The bulk of this plan hinges on a large pipeline from Las Vegas to rural eastern Nevada. The main pipeline is estimated to include 263 miles of buried water pipelines while an estimated 96 to 254 miles of collector pipelines will feed water to the main pipeline. The entire pipeline will pump 27 billion gallons of water from the desert annually. Between 71 and 88 wells will have to be dug in fragile ecosystems while somewhere between 96 and 254 miles of overhead distribution power lines will be built in a region famous for wildfires. The water will be taken primarily from 4 desert valleys – Spring, Cave, Dry Lake, and Delamar Valleys.

In other words, SNWA’s Groundwater Development Plan would destroy much of the Great Basin, would destroy Spring Valley and would destroy the Swamp Cedars.

According to Dr. David Charlet, in his study “Effects of Interbasin Water Transport on Ecosystems of Spring Valley, White Pine County, Nevada,” “Ecosystems of Spring Valley, like most valleys in Nevada, are stressed. Overgrazing, particularly during the late 1800s, water diversion, and groundwater pumping have weakened the plant communities.”

This means human activities are already undermining life in the area.

Charlet makes horrifying predictions for the Swamp Cedars, writing, “The groundwater development proposed by the SNWA for the Spring Valley will doom the populations of swamp cedars. It is unlikely that they will live long past the first 20 yr [sic] of drawdown…” In fact, Charlet believes the Swamp Cedars will act as the canaries in the coal mine as he describes what he thinks will happen, “The swamp cedars will be the first plant species in the valley to become locally extinct, and I imagine that they would not be able to hang on for more than 50 yr. The next species to follow the swamp cedars will be the greasewood, followed shortly by big Great Basin sagebrush, and finally by rabbitbrush.”

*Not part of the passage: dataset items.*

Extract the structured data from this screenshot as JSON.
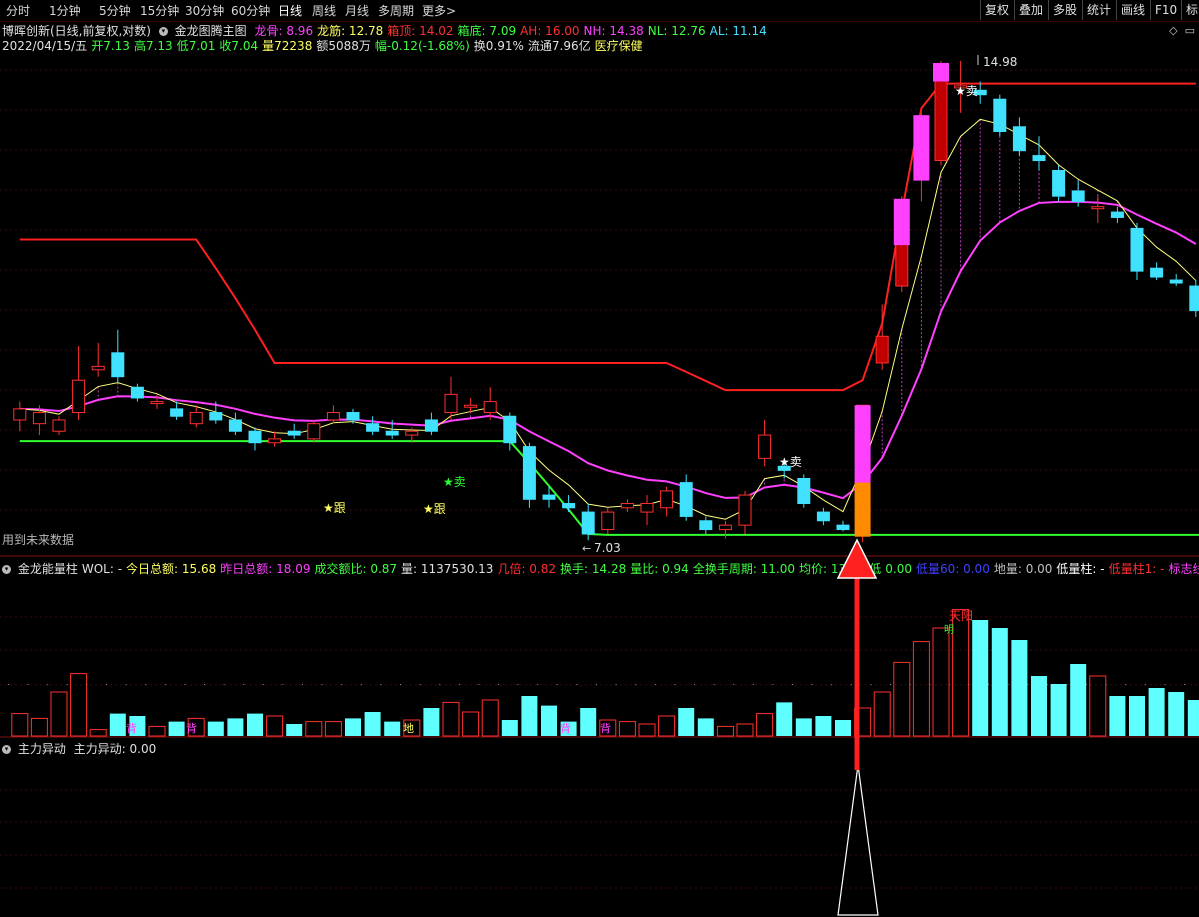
{
  "toolbar": {
    "periods": [
      "分时",
      "1分钟",
      "5分钟",
      "15分钟",
      "30分钟",
      "60分钟",
      "日线",
      "周线",
      "月线",
      "多周期",
      "更多"
    ],
    "active_period": "日线",
    "more_arrow": ">",
    "right_buttons": [
      "复权",
      "叠加",
      "多股",
      "统计",
      "画线",
      "F10",
      "标"
    ]
  },
  "main_header": {
    "stock": "博晖创新(日线,前复权,对数)",
    "indicator": "金龙图腾主图",
    "items": [
      {
        "label": "龙骨: 8.96",
        "color": "#ff40ff"
      },
      {
        "label": "龙筋: 12.78",
        "color": "#ffff60"
      },
      {
        "label": "箱顶: 14.02",
        "color": "#ff3030"
      },
      {
        "label": "箱底: 7.09",
        "color": "#40ff40"
      },
      {
        "label": "AH: 16.00",
        "color": "#ff3030"
      },
      {
        "label": "NH: 14.38",
        "color": "#ff40ff"
      },
      {
        "label": "NL: 12.76",
        "color": "#40ff40"
      },
      {
        "label": "AL: 11.14",
        "color": "#40e0ff"
      }
    ]
  },
  "quote_line": {
    "date": "2022/04/15/五",
    "items": [
      {
        "label": "开7.13",
        "color": "#40ff40"
      },
      {
        "label": "高7.13",
        "color": "#40ff40"
      },
      {
        "label": "低7.01",
        "color": "#40ff40"
      },
      {
        "label": "收7.04",
        "color": "#40ff40"
      },
      {
        "label": "量72238",
        "color": "#ffff60"
      },
      {
        "label": "额5088万",
        "color": "#e0e0e0"
      },
      {
        "label": "幅-0.12(-1.68%)",
        "color": "#40ff40"
      },
      {
        "label": "换0.91%",
        "color": "#e0e0e0"
      },
      {
        "label": "流通7.96亿",
        "color": "#e0e0e0"
      },
      {
        "label": "医疗保健",
        "color": "#ffff60"
      }
    ]
  },
  "annotations": {
    "high_price": "14.98",
    "low_price": "7.03",
    "sell_label": "★卖",
    "follow_label": "★跟",
    "future_data": "用到未来数据",
    "vol_labels": {
      "back": "背",
      "ground": "地",
      "sky_yang": "天阳",
      "bright": "明"
    }
  },
  "volume_header": {
    "title": "金龙能量柱",
    "items": [
      {
        "label": "WOL: -",
        "color": "#e0e0e0"
      },
      {
        "label": "今日总额: 15.68",
        "color": "#ffff60"
      },
      {
        "label": "昨日总额: 18.09",
        "color": "#ff40ff"
      },
      {
        "label": "成交额比: 0.87",
        "color": "#40ff40"
      },
      {
        "label": "量: 1137530.13",
        "color": "#e0e0e0"
      },
      {
        "label": "几倍: 0.82",
        "color": "#ff3030"
      },
      {
        "label": "换手: 14.28",
        "color": "#40ff40"
      },
      {
        "label": "量比: 0.94",
        "color": "#40ff40"
      },
      {
        "label": "全换手周期: 11.00",
        "color": "#40ff40"
      },
      {
        "label": "均价: 13.79",
        "color": "#40ff40"
      },
      {
        "label": "低",
        "color": "#40ff40"
      },
      {
        "label": "0.00",
        "color": "#40ff40"
      },
      {
        "label": "低量60: 0.00",
        "color": "#4040ff"
      },
      {
        "label": "地量: 0.00",
        "color": "#c0c0c0"
      },
      {
        "label": "低量柱: -",
        "color": "#ffffff"
      },
      {
        "label": "低量柱1: -",
        "color": "#ff3030"
      },
      {
        "label": "标志线: -",
        "color": "#ff40ff"
      }
    ]
  },
  "bottom_header": {
    "title": "主力异动",
    "value": "主力异动: 0.00"
  },
  "colors": {
    "up": "#ff3030",
    "down": "#40e0ff",
    "magenta": "#ff40ff",
    "yellow": "#ffff60",
    "green": "#40ff40",
    "arrow": "#ff2020"
  },
  "chart_data": {
    "type": "candlestick",
    "candles": [
      {
        "o": 8.5,
        "h": 8.75,
        "l": 8.35,
        "c": 8.65
      },
      {
        "o": 8.45,
        "h": 8.7,
        "l": 8.3,
        "c": 8.6
      },
      {
        "o": 8.35,
        "h": 8.55,
        "l": 8.3,
        "c": 8.5
      },
      {
        "o": 8.6,
        "h": 9.55,
        "l": 8.5,
        "c": 9.05
      },
      {
        "o": 9.2,
        "h": 9.6,
        "l": 9.1,
        "c": 9.25
      },
      {
        "o": 9.45,
        "h": 9.8,
        "l": 9.0,
        "c": 9.1
      },
      {
        "o": 8.95,
        "h": 9.0,
        "l": 8.75,
        "c": 8.8
      },
      {
        "o": 8.75,
        "h": 8.85,
        "l": 8.65,
        "c": 8.75
      },
      {
        "o": 8.65,
        "h": 8.75,
        "l": 8.5,
        "c": 8.55
      },
      {
        "o": 8.45,
        "h": 8.7,
        "l": 8.4,
        "c": 8.6
      },
      {
        "o": 8.6,
        "h": 8.75,
        "l": 8.45,
        "c": 8.5
      },
      {
        "o": 8.5,
        "h": 8.6,
        "l": 8.3,
        "c": 8.35
      },
      {
        "o": 8.35,
        "h": 8.4,
        "l": 8.1,
        "c": 8.2
      },
      {
        "o": 8.2,
        "h": 8.35,
        "l": 8.15,
        "c": 8.25
      },
      {
        "o": 8.35,
        "h": 8.45,
        "l": 8.25,
        "c": 8.3
      },
      {
        "o": 8.25,
        "h": 8.5,
        "l": 8.2,
        "c": 8.45
      },
      {
        "o": 8.5,
        "h": 8.7,
        "l": 8.45,
        "c": 8.6
      },
      {
        "o": 8.6,
        "h": 8.65,
        "l": 8.45,
        "c": 8.5
      },
      {
        "o": 8.45,
        "h": 8.55,
        "l": 8.3,
        "c": 8.35
      },
      {
        "o": 8.35,
        "h": 8.5,
        "l": 8.25,
        "c": 8.3
      },
      {
        "o": 8.3,
        "h": 8.4,
        "l": 8.2,
        "c": 8.35
      },
      {
        "o": 8.5,
        "h": 8.6,
        "l": 8.3,
        "c": 8.35
      },
      {
        "o": 8.6,
        "h": 9.1,
        "l": 8.5,
        "c": 8.85
      },
      {
        "o": 8.7,
        "h": 8.8,
        "l": 8.6,
        "c": 8.7
      },
      {
        "o": 8.6,
        "h": 8.95,
        "l": 8.5,
        "c": 8.75
      },
      {
        "o": 8.55,
        "h": 8.6,
        "l": 8.1,
        "c": 8.2
      },
      {
        "o": 8.15,
        "h": 8.2,
        "l": 7.4,
        "c": 7.5
      },
      {
        "o": 7.55,
        "h": 7.65,
        "l": 7.4,
        "c": 7.5
      },
      {
        "o": 7.45,
        "h": 7.55,
        "l": 7.35,
        "c": 7.4
      },
      {
        "o": 7.35,
        "h": 7.45,
        "l": 7.03,
        "c": 7.1
      },
      {
        "o": 7.15,
        "h": 7.4,
        "l": 7.1,
        "c": 7.35
      },
      {
        "o": 7.4,
        "h": 7.5,
        "l": 7.35,
        "c": 7.45
      },
      {
        "o": 7.35,
        "h": 7.55,
        "l": 7.2,
        "c": 7.45
      },
      {
        "o": 7.4,
        "h": 7.65,
        "l": 7.3,
        "c": 7.6
      },
      {
        "o": 7.7,
        "h": 7.8,
        "l": 7.25,
        "c": 7.3
      },
      {
        "o": 7.25,
        "h": 7.3,
        "l": 7.1,
        "c": 7.15
      },
      {
        "o": 7.15,
        "h": 7.25,
        "l": 7.05,
        "c": 7.2
      },
      {
        "o": 7.2,
        "h": 7.6,
        "l": 7.1,
        "c": 7.55
      },
      {
        "o": 8.0,
        "h": 8.5,
        "l": 7.9,
        "c": 8.3
      },
      {
        "o": 7.9,
        "h": 8.0,
        "l": 7.75,
        "c": 7.85
      },
      {
        "o": 7.75,
        "h": 7.8,
        "l": 7.4,
        "c": 7.45
      },
      {
        "o": 7.35,
        "h": 7.4,
        "l": 7.2,
        "c": 7.25
      },
      {
        "o": 7.2,
        "h": 7.25,
        "l": 7.13,
        "c": 7.15
      },
      {
        "o": 7.13,
        "h": 8.7,
        "l": 7.01,
        "c": 8.7
      },
      {
        "o": 9.3,
        "h": 10.2,
        "l": 9.2,
        "c": 9.7
      },
      {
        "o": 10.5,
        "h": 12.1,
        "l": 10.4,
        "c": 11.6
      },
      {
        "o": 12.8,
        "h": 13.8,
        "l": 12.0,
        "c": 12.8
      },
      {
        "o": 12.8,
        "h": 14.98,
        "l": 12.7,
        "c": 14.9
      },
      {
        "o": 14.4,
        "h": 14.98,
        "l": 13.8,
        "c": 14.4
      },
      {
        "o": 14.3,
        "h": 14.5,
        "l": 14.0,
        "c": 14.2
      },
      {
        "o": 14.1,
        "h": 14.2,
        "l": 13.3,
        "c": 13.4
      },
      {
        "o": 13.5,
        "h": 13.7,
        "l": 12.9,
        "c": 13.0
      },
      {
        "o": 12.9,
        "h": 13.3,
        "l": 12.6,
        "c": 12.8
      },
      {
        "o": 12.6,
        "h": 12.7,
        "l": 12.0,
        "c": 12.1
      },
      {
        "o": 12.2,
        "h": 12.4,
        "l": 11.9,
        "c": 12.0
      },
      {
        "o": 11.9,
        "h": 12.1,
        "l": 11.6,
        "c": 11.9
      },
      {
        "o": 11.8,
        "h": 11.9,
        "l": 11.6,
        "c": 11.7
      },
      {
        "o": 11.5,
        "h": 11.6,
        "l": 10.6,
        "c": 10.75
      },
      {
        "o": 10.8,
        "h": 10.9,
        "l": 10.6,
        "c": 10.65
      },
      {
        "o": 10.6,
        "h": 10.7,
        "l": 10.5,
        "c": 10.55
      },
      {
        "o": 10.5,
        "h": 10.6,
        "l": 10.0,
        "c": 10.1
      }
    ],
    "volumes": [
      0.28,
      0.22,
      0.55,
      0.78,
      0.08,
      0.28,
      0.25,
      0.12,
      0.18,
      0.22,
      0.18,
      0.22,
      0.28,
      0.25,
      0.15,
      0.18,
      0.18,
      0.22,
      0.3,
      0.18,
      0.2,
      0.35,
      0.42,
      0.3,
      0.45,
      0.2,
      0.5,
      0.38,
      0.18,
      0.35,
      0.2,
      0.18,
      0.15,
      0.25,
      0.35,
      0.22,
      0.12,
      0.15,
      0.28,
      0.42,
      0.22,
      0.25,
      0.2,
      0.35,
      0.55,
      0.92,
      1.18,
      1.35,
      1.58,
      1.45,
      1.35,
      1.2,
      0.75,
      0.65,
      0.9,
      0.75,
      0.5,
      0.5,
      0.6,
      0.55,
      0.45
    ],
    "lines": {
      "box_top_red": "stepped: 11.3 → 9.3 → 8.9 → 14.4",
      "box_bottom_green": "8.2 → 7.09",
      "dragon_bone_magenta": "8.4 → 7.2 → 11.6",
      "dragon_tendon_yellow": "8.6 → 7.3 → 14.3 → 11.7"
    },
    "ylim": [
      7.0,
      15.0
    ],
    "grid": true
  }
}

Dr. Lanner agrees with Dr. Charlet in Lanner’s study “The Effect of Groundwater Pumping Proposed by the Southern Nevada Water Authority on the ‘Swamp Cedar’ of Spring Valley, Nevada.” He writes, “Despite the fact that the swamp cedars are not currently considered at risk of extinction by state or federal authorities, they are vulnerable to groundwater pumping leading to lowering of the water table and loss of surface flooding. The granting of pumping permits would make it logical, however, for such listing to be initiated.”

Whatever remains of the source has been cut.